After installing dnf5-5.0.14-20230621050101.16.g01fa4c03.fc38.x86_64 both "dnf5 makecache" and "dnf5 upgrade" passes with 1500 MB RAM. I observe that now no *.solvx files are created in the cache. However with 512 MB limit of the operating system, 336 MB free before invoking dnf, "dnf makecache" reports it cannot resolve a host name because a thread for a resolver cannot be created and then it dies with an out-of-memory reporting a slightly above 1000 MB allocation failure. The resolver error comes from curl library. DNF probably starts a download thread and in parallel preallocates a memory for the to-be-downloaded data and there is no memory left for the asynchronous DNS resolver libcurl uses. All that happens when I remove all cached files. If I prepopulate the cache and remove only *.solv files, and try again with 512 MB limit, it does not attempt to download anything, but reports an out-of-memory error like: # /usr/bin/dnf5 makecache --disablerepo=\* --enablerepo=updates Updating and loading repositories: Out of memory allocating 188416 bytes! Aborted (core dumped) /var/log/dnf5.log ends: 2023-06-21T14:05:29+0200 [940] DEBUG [librepo] lr_yum_check_checksum_of_md_record: Checking checksum of /var/cache/libdnf5/updates-b7ba662710b98f1a/repodata/ea2ed03b63189a34ac792e4f78ea95a7d82f3a41db960c7b9d3c) 2023-06-21T14:05:29+0200 [940] DEBUG [librepo] lr_yum_check_checksum_of_md_record: Checksum check - Passed 2023-06-21T14:05:29+0200 [940] DEBUG [librepo] lr_handle_perform: Restoring an old SIGINT handler 2023-06-21T14:05:29+0200 [940] DEBUG Using cache for repo "updates" 2023-06-21T14:05:29+0200 [940] TRACE Cache file "/var/cache/libdnf5/updates-b7ba662710b98f1a/solv/updates.solv" not found 2023-06-21T14:05:29+0200 [940] DEBUG Loading repomd and primary for repo "updates" RSS peeks 33 MB. Here the numbers are really small. So for my x86_64 machine 512 MB is not enough.

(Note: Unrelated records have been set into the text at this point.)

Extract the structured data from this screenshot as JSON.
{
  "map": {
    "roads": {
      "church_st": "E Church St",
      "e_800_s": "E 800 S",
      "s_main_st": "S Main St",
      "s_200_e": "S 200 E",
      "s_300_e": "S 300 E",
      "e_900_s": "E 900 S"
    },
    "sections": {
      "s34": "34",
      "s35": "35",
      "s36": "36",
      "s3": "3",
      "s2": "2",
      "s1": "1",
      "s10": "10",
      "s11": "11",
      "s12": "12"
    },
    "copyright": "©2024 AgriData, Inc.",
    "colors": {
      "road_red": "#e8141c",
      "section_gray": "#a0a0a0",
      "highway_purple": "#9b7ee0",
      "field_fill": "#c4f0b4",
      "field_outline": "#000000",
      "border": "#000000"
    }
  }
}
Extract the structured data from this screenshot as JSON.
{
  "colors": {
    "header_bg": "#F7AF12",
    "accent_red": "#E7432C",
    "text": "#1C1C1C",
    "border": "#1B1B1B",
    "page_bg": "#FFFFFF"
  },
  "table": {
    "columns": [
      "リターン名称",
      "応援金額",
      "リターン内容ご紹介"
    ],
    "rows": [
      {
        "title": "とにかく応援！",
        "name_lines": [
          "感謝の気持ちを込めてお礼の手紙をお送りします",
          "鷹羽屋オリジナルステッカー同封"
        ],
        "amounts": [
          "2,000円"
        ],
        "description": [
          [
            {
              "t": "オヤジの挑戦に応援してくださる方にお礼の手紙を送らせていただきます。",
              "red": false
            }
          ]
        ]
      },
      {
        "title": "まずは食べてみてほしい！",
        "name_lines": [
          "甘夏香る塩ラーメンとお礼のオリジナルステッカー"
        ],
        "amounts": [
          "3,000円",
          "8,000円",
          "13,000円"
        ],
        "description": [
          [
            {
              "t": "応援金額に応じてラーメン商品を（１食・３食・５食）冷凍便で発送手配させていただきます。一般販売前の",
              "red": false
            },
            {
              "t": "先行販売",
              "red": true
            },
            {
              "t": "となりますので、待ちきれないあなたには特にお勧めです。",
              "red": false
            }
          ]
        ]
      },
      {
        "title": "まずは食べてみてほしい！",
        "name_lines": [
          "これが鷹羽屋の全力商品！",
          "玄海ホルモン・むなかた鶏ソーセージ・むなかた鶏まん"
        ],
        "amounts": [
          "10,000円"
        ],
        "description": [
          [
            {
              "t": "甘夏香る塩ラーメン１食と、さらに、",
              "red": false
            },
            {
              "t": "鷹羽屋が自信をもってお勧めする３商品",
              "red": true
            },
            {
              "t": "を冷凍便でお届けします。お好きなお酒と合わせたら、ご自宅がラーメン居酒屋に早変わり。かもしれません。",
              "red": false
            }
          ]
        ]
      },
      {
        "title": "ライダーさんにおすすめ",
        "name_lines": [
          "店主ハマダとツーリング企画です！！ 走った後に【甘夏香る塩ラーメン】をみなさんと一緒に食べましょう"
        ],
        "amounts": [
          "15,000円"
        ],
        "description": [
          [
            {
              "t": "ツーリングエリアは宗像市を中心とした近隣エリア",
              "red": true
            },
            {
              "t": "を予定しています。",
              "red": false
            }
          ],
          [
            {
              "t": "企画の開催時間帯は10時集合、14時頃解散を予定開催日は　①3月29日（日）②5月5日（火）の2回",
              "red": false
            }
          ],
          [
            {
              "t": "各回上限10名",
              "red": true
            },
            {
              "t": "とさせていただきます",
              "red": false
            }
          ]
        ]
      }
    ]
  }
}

Conditional download of updateinfo: https://github.com/rpm-software-management/dnf5/pull/630 It enables workaround - `dnf5 upgrade --setopt=optional_metadata_types=,comps` Solution: Ales Matej have created a patch to resolve the issue in libsolv - https://github.com/openSUSE/libsolv/pull/533 (Great job Ales).
FEDORA-2023-0abadf4915 has been submitted as an update to Fedora 39. https://bodhi.fedoraproject.org/updates/FEDORA-2023-0abadf4915
FEDORA-2023-0abadf4915 has been pushed to the Fedora 39 stable repository. If problem still persists, please make note of it in this bug report.